Audio blanking effect of saccadic suppression of target displacement

Poster Presentation: Saturday, May 17, 2025, 2:45 – 6:45 pm, Pavilion
Session: Multisensory Processing: Audiovisual integration

Hiu Mei Chow1 (), Jialiang Ma2, Satoshi Shioiri2, Chia-Huei Tseng2; 1St. Thomas University, Fredericton, Canada, 2Research Institute of Electrical Communication, Tohoku University, Sendai, Japan

Human observers make saccades (large shifts of eye gaze) frequently as we explore the world visually, which creates motion blur or smears on the retina. However, we perceive a stable visual world and do not notice motion blur. That is because our brains selectively block visual processing during eye movements (i.e. saccadic suppression). One example of saccadic suppression is our inability to detect a target location change during saccades (i.e. saccadic suppression of target displacement), which might be explained by the assumption that the world is stable. As our world is multi-sensory and non-visual signals like sound are important elements for a stable world, we tested whether sound affected the visual perception of target displacement during eye movement in an experiment. Sixteen observers reported whether a visual target jumped to the left or right (0.33°) when they made a saccade (18°). Critically, a pure tone was presented synchronously with the visual target, with a 100-ms gap at the time of saccade (audio-blank), potentially signalling a change in the visual event. Other times, the sound was constant (audio-no-blank, signalling no change) or absent (silent).
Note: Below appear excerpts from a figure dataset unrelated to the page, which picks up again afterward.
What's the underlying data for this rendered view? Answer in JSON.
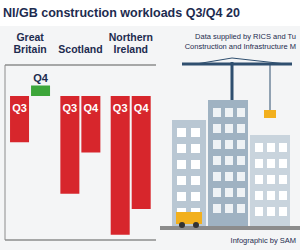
{
  "chart_data": {
    "type": "bar",
    "title": "NI/GB construction workloads Q3/Q4 20",
    "annotations": [
      "Data supplied by RICS and Tu",
      "Construction and Infrastructure M",
      "Infographic by SAM"
    ],
    "categories": [
      "Great Britain",
      "Scotland",
      "Northern Ireland"
    ],
    "series": [
      {
        "name": "Q3",
        "color": "#d7262c",
        "values": [
          -9,
          -19,
          -27
        ]
      },
      {
        "name": "Q4",
        "colors": [
          "#3da63a",
          "#d7262c",
          "#d7262c"
        ],
        "values": [
          2,
          -11,
          -22
        ]
      }
    ],
    "ylim": [
      -28,
      6
    ],
    "yticks": [
      0
    ],
    "grid": true,
    "tick_labels": "x"
  }
}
Perceptual performance analysis showed that observers’ ability to discriminate target shift direction was significantly higher in the audio-blank condition than in the silent (p = .002) and audio-no-blank (p = .037). Despite a shorter saccade latency in the audio-blank than in audio-no-blank conditions (p < .001), saccade latency did not predict perceptual task accuracy (p = .10) on a trial-by-trial basis after sound manipulations were accounted for. These results highlight an auditory counterpart of the visual blanking effect of saccadic suppression, where a brief gap in the visual target at the time of saccades leads to better visual discrimination. Our work supports the role of sound in modulating visual stability perception during saccades.

Acknowledgements: Part of this work was carried out under the Cooperative Research Project Program of the Research Institute of Electrical Communication, Tohoku University (R05/A17) and Discovery Grant Program of Natural Sciences and Engineering Research Council of Canada (RGPIN-2024-06028).